Conflitos de fronteira em Los Silêncios e o vale tudo da sociedade brasileira atual em New Life são os novos competidores do Festival de Brasília

Luiz Zanin Oricchio

17 Setembro 2018 | 11h55

BRASÍLIA

Mais dois competidores da mostra de longa-metragem bateram na tela do Cine Brasília, Los Silencios e New Life S/A.

Los Silencios, de Beatriz Seigner, é ambientado na zona fronteiriça entre Brasil, Colômbia e Peru. Há uma mulher colombiana com os filhos, que tenta obter asilo no Brasil. A família foi vitimada pela guerra civil e o marido (Enrique Diaz) desapareceu, deve estar morto.

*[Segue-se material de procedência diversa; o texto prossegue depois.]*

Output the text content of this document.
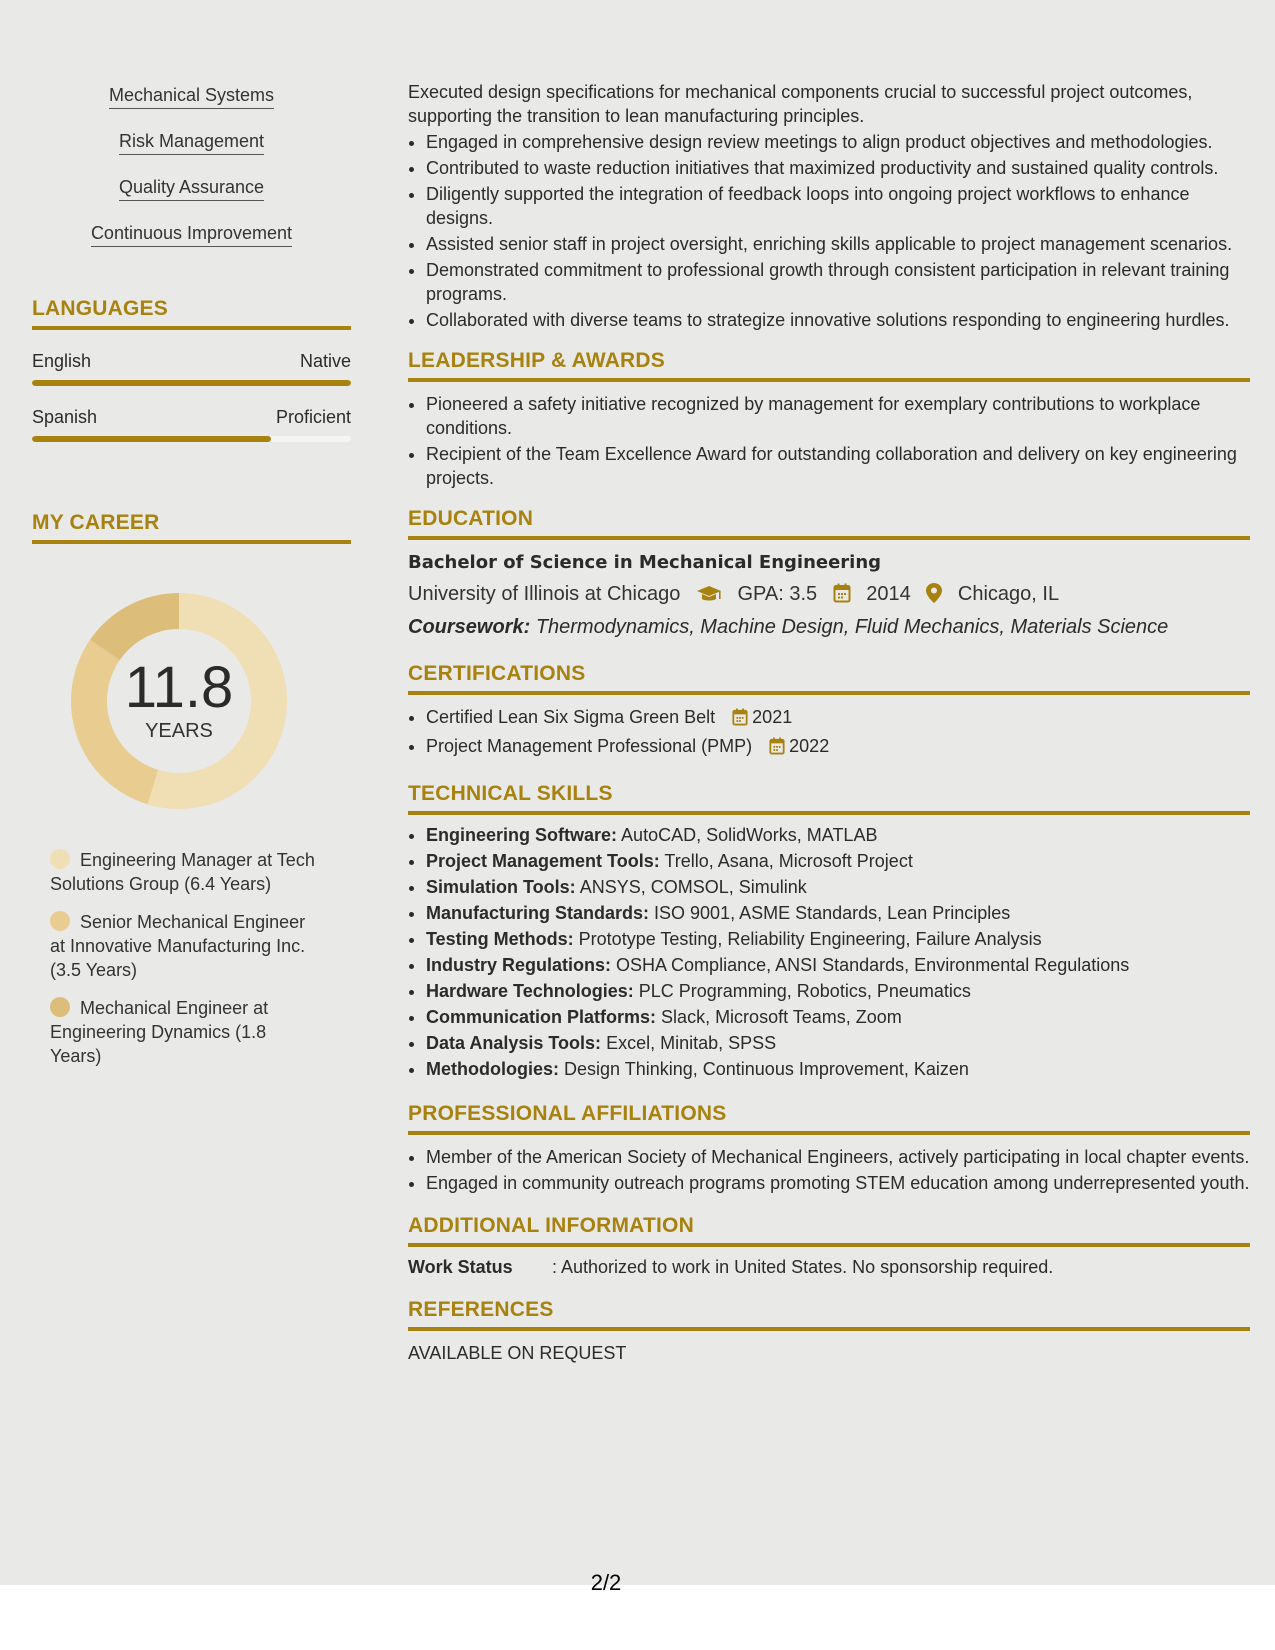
Mechanical Systems
Risk Management
Quality Assurance
Continuous Improvement
LANGUAGES
English	Native
Spanish	Proficient
MY CAREER
11.8
YEARS
Engineering Manager at Tech Solutions Group (6.4 Years)
Senior Mechanical Engineer at Innovative Manufacturing Inc. (3.5 Years)
Mechanical Engineer at Engineering Dynamics (1.8 Years)

Executed design specifications for mechanical components crucial to successful project outcomes, supporting the transition to lean manufacturing principles.

• Engaged in comprehensive design review meetings to align product objectives and methodologies.
• Contributed to waste reduction initiatives that maximized productivity and sustained quality controls.
• Diligently supported the integration of feedback loops into ongoing project workflows to enhance designs.
• Assisted senior staff in project oversight, enriching skills applicable to project management scenarios.
• Demonstrated commitment to professional growth through consistent participation in relevant training programs.
• Collaborated with diverse teams to strategize innovative solutions responding to engineering hurdles.
LEADERSHIP & AWARDS
• Pioneered a safety initiative recognized by management for exemplary contributions to workplace conditions.
• Recipient of the Team Excellence Award for outstanding collaboration and delivery on key engineering projects.
EDUCATION
Bachelor of Science in Mechanical Engineering
University of Illinois at Chicago	GPA: 3.5 2014 Chicago, IL
Coursework: Thermodynamics, Machine Design, Fluid Mechanics, Materials Science
CERTIFICATIONS
• Certified Lean Six Sigma Green Belt 2021
• Project Management Professional (PMP) 2022
TECHNICAL SKILLS
• Engineering Software: AutoCAD, SolidWorks, MATLAB
• Project Management Tools: Trello, Asana, Microsoft Project
• Simulation Tools: ANSYS, COMSOL, Simulink
• Manufacturing Standards: ISO 9001, ASME Standards, Lean Principles
• Testing Methods: Prototype Testing, Reliability Engineering, Failure Analysis
• Industry Regulations: OSHA Compliance, ANSI Standards, Environmental Regulations
• Hardware Technologies: PLC Programming, Robotics, Pneumatics
• Communication Platforms: Slack, Microsoft Teams, Zoom
• Data Analysis Tools: Excel, Minitab, SPSS
• Methodologies: Design Thinking, Continuous Improvement, Kaizen
PROFESSIONAL AFFILIATIONS
• Member of the American Society of Mechanical Engineers, actively participating in local chapter events.
• Engaged in community outreach programs promoting STEM education among underrepresented youth.
ADDITIONAL INFORMATION
Work Status : Authorized to work in United States. No sponsorship required.
REFERENCES
AVAILABLE ON REQUEST
2/2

O longa mescla realismo político a uma aura um tanto fantástica, à semelhança dos filmes de Apichatpong, em que vivos convivem com mortos com a maior naturalidade. Os mistérios da floresta contribuem para a construção de um clima bastante interessante, mas que não chega a impactar de todo, a não ser em algumas cenas.

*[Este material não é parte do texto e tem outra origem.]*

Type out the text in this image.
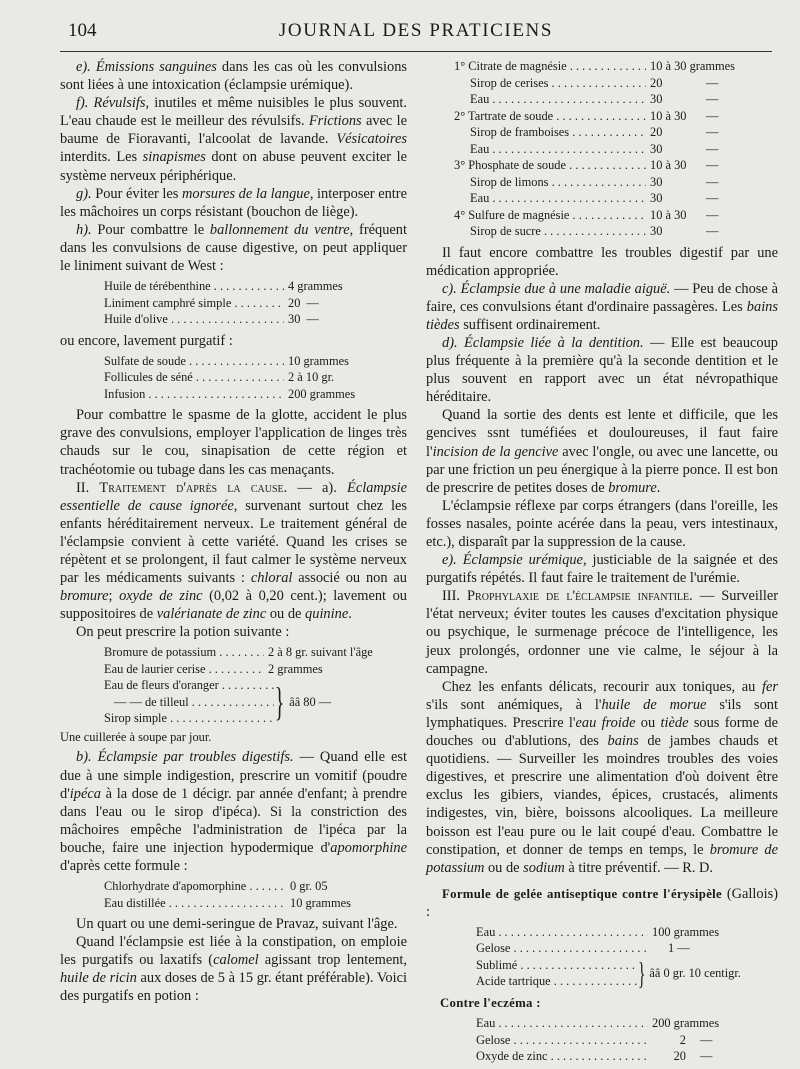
104	JOURNAL DES PRATICIENS

e). Émissions sanguines dans les cas où les convulsions sont liées à une intoxication (éclampsie urémique).

f). Révulsifs, inutiles et même nuisibles le plus souvent. L'eau chaude est le meilleur des révulsifs. Frictions avec le baume de Fioravanti, l'alcoolat de lavande. Vésicatoires interdits. Les sinapismes dont on abuse peuvent exciter le système nerveux périphérique.

g). Pour éviter les morsures de la langue, interposer entre les mâchoires un corps résistant (bouchon de liège).

h). Pour combattre le ballonnement du ventre, fréquent dans les convulsions de cause digestive, on peut appliquer le liniment suivant de West :

Huile de térébenthine . . .	4 grammes
Liniment camphré simple . . .	20 —
Huile d'olive . . .	30 —

ou encore, lavement purgatif :

Sulfate de soude . . .	10 grammes
Follicules de séné . . .	2 à 10 gr.
Infusion . . .	200 grammes

Pour combattre le spasme de la glotte, accident le plus grave des convulsions, employer l'application de linges très chauds sur le cou, sinapisation de cette région et trachéotomie ou tubage dans les cas menaçants.

II. Traitement d'après la cause. — a). Éclampsie essentielle de cause ignorée, survenant surtout chez les enfants héréditairement nerveux. Le traitement général de l'éclampsie convient à cette variété. Quand les crises se répètent et se prolongent, il faut calmer le système nerveux par les médicaments suivants : chloral associé ou non au bromure; oxyde de zinc (0,02 à 0,20 cent.); lavement ou suppositoires de valérianate de zinc ou de quinine.

On peut prescrire la potion suivante :

Bromure de potassium . . .	2 à 8 gr. suivant l'âge
Eau de laurier cerise . . .	2 grammes
Eau de fleurs d'oranger . . .
— — de tilleul . . .
Sirop simple . . .	} ââ 80 —
Une cuillerée à soupe par jour.

b). Éclampsie par troubles digestifs. — Quand elle est due à une simple indigestion, prescrire un vomitif (poudre d'ipéca à la dose de 1 décigr. par année d'enfant; à prendre dans l'eau ou le sirop d'ipéca). Si la constriction des mâchoires empêche l'administration de l'ipéca par la bouche, faire une injection hypodermique d'apomorphine d'après cette formule :

Chlorhydrate d'apomorphine . . .	0 gr. 05
Eau distillée . . .	10 grammes

Un quart ou une demi-seringue de Pravaz, suivant l'âge.

Quand l'éclampsie est liée à la constipation, on emploie les purgatifs ou laxatifs (calomel agissant trop lentement, huile de ricin aux doses de 5 à 15 gr. étant préférable). Voici des purgatifs en potion :

1° Citrate de magnésie . . .	10 à 30 grammes
Sirop de cerises . . .	20	—
Eau . . .	30	—
2° Tartrate de soude . . .	10 à 30	—
Sirop de framboises . . .	20	—
Eau . . .	30	—
3° Phosphate de soude . . .	10 à 30	—
Sirop de limons . . .	30	—
Eau . . .	30	—
4° Sulfure de magnésie . . .	10 à 30	—
Sirop de sucre . . .	30	—

Il faut encore combattre les troubles digestif par une médication appropriée.

c). Éclampsie due à une maladie aiguë. — Peu de chose à faire, ces convulsions étant d'ordinaire passagères. Les bains tièdes suffisent ordinairement.

d). Éclampsie liée à la dentition. — Elle est beaucoup plus fréquente à la première qu'à la seconde dentition et le plus souvent en rapport avec un état névropathique héréditaire.

Quand la sortie des dents est lente et difficile, que les gencives ssnt tuméfiées et douloureuses, il faut faire l'incision de la gencive avec l'ongle, ou avec une lancette, ou par une friction un peu énergique à la pierre ponce. Il est bon de prescrire de petites doses de bromure.

L'éclampsie réflexe par corps étrangers (dans l'oreille, les fosses nasales, pointe acérée dans la peau, vers intestinaux, etc.), disparaît par la suppression de la cause.

e). Éclampsie urémique, justiciable de la saignée et des purgatifs répétés. Il faut faire le traitement de l'urémie.

III. Prophylaxie de l'éclampsie infantile. — Surveiller l'état nerveux; éviter toutes les causes d'excitation physique ou psychique, le surmenage précoce de l'intelligence, les jeux prolongés, ordonner une vie calme, le séjour à la campagne.

Chez les enfants délicats, recourir aux toniques, au fer s'ils sont anémiques, à l'huile de morue s'ils sont lymphatiques. Prescrire l'eau froide ou tiède sous forme de douches ou d'ablutions, des bains de jambes chauds et quotidiens. — Surveiller les moindres troubles des voies digestives, et prescrire une alimentation d'où doivent être exclus les gibiers, viandes, épices, crustacés, aliments indigestes, vin, bière, boissons alcooliques. La meilleure boisson est l'eau pure ou le lait coupé d'eau. Combattre le constipation, et donner de temps en temps, le bromure de potassium ou de sodium à titre préventif. — R. D.

Formule de gelée antiseptique contre l'érysipèle (Gallois) :

Eau . . .	100 grammes
Gelose . . .	1 —
Sublimé . . .
Acide tartrique . . .	} ââ 0 gr. 10 centigr.
Contre l'eczéma :
Eau . . .	200 grammes
Gelose . . .	2	—
Oxyde de zinc . . .	20	—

New Life S/A, de André Carvalheira, tenta metaforizar os podres do Brasil no empreendimento imobiliário que dá nome ao filme. Claro, tinha de ser um nome em inglês, pois qualquer nome nacional a classe média alta acha brega. Os operários da construção estão com os salários atrasados. A estrutura da obra foi alterada para barateá-la. Há uma favela instalada em frente ao futuro condomínio de alto padrão, que, aliás, está sendo edificado em área de proteção ambiental. Tudo errado. Tudo Brasil.

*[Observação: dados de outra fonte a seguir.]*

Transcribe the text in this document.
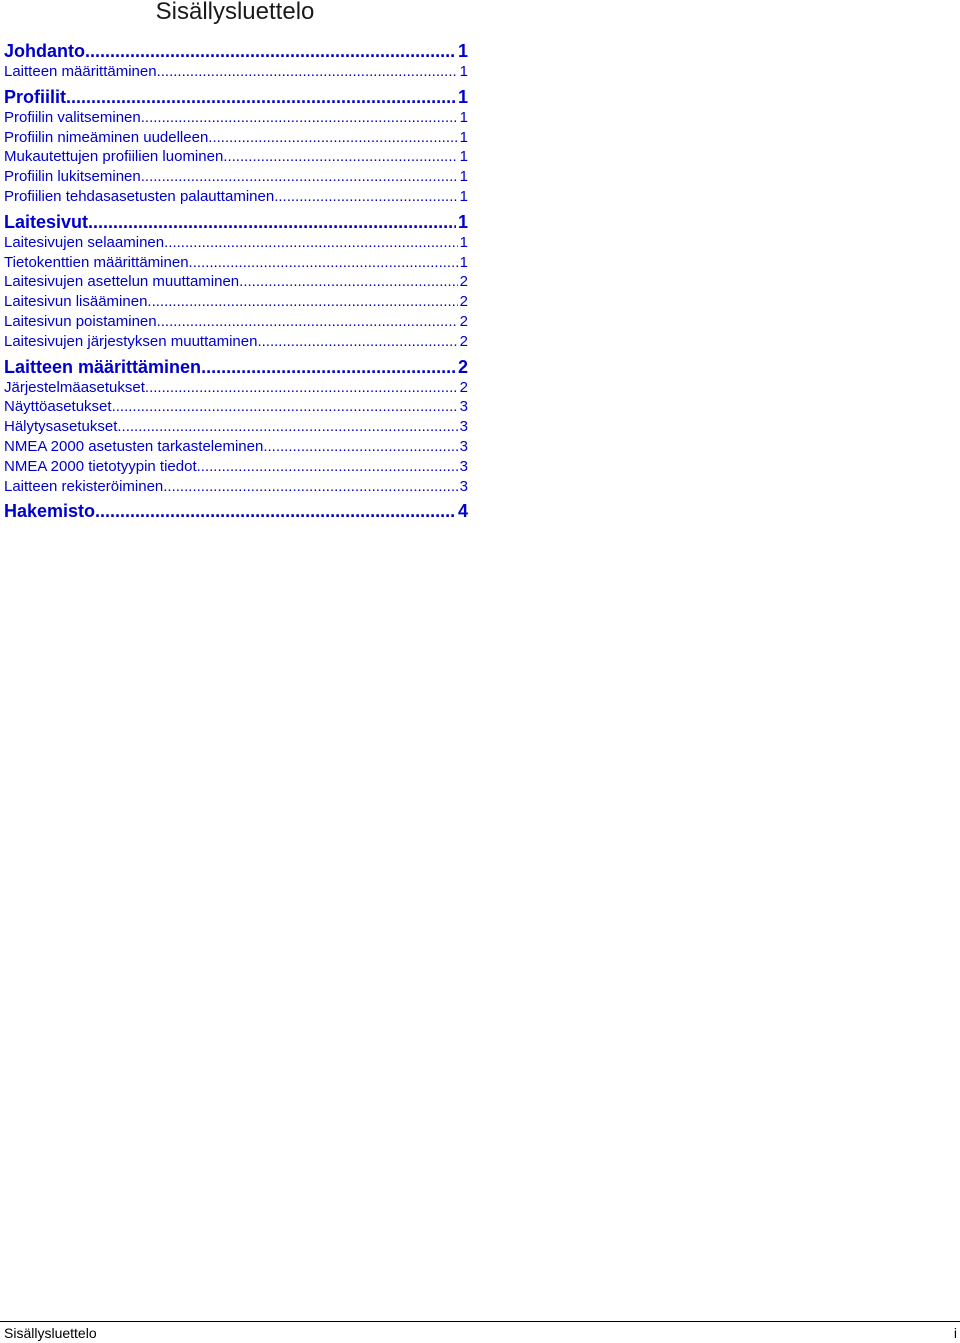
Sisällysluettelo
Johdanto .....	1
Laitteen määrittäminen .....	1
Profiilit .....	1
Profiilin valitseminen .....	1
Profiilin nimeäminen uudelleen .....	1
Mukautettujen profiilien luominen .....	1
Profiilin lukitseminen .....	1
Profiilien tehdasasetusten palauttaminen .....	1
Laitesivut .....	1
Laitesivujen selaaminen .....	1
Tietokenttien määrittäminen .....	1
Laitesivujen asettelun muuttaminen .....	2
Laitesivun lisääminen .....	2
Laitesivun poistaminen .....	2
Laitesivujen järjestyksen muuttaminen .....	2
Laitteen määrittäminen .....	2
Järjestelmäasetukset .....	2
Näyttöasetukset .....	3
Hälytysasetukset .....	3
NMEA 2000 asetusten tarkasteleminen .....	3
NMEA 2000 tietotyypin tiedot .....	3
Laitteen rekisteröiminen .....	3
Hakemisto .....	4
Sisällysluettelo	i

Dr. Rubens (Murilo Grossi) é o proprietário e promove uma festinha reunindo poderes da República, gente do Legislativo e do Judiciário, cujos favores necessita para aprovar a planta da obra. Todos são corruptos, corruptíveis ou corruptores. Brasil, mais uma vez.

Para movimentar a trama, cria-se um personagem de exceção, o arquiteto Augusto, genro de Rubens, e que mostra escrúpulos de consciência. Pelo menos até a página 5, o que já é alguma coisa. Ele se preocupa com coisas que, para o sogro, são completamente dispensáveis, como licença ambiental, indenização à família de um trabalhador morto, cuidados na remoção do pessoal da favela, etc.

New Life escancara a brutalidade da sociedade brasileira: a corrupção generalizada, o desprezo pelos pobres, o culto à riqueza e ao sucesso a qualquer preço, a violência, amor às armas, etc. Tudo isso que a gente vê por aí e causa náuseas nos mais sensíveis.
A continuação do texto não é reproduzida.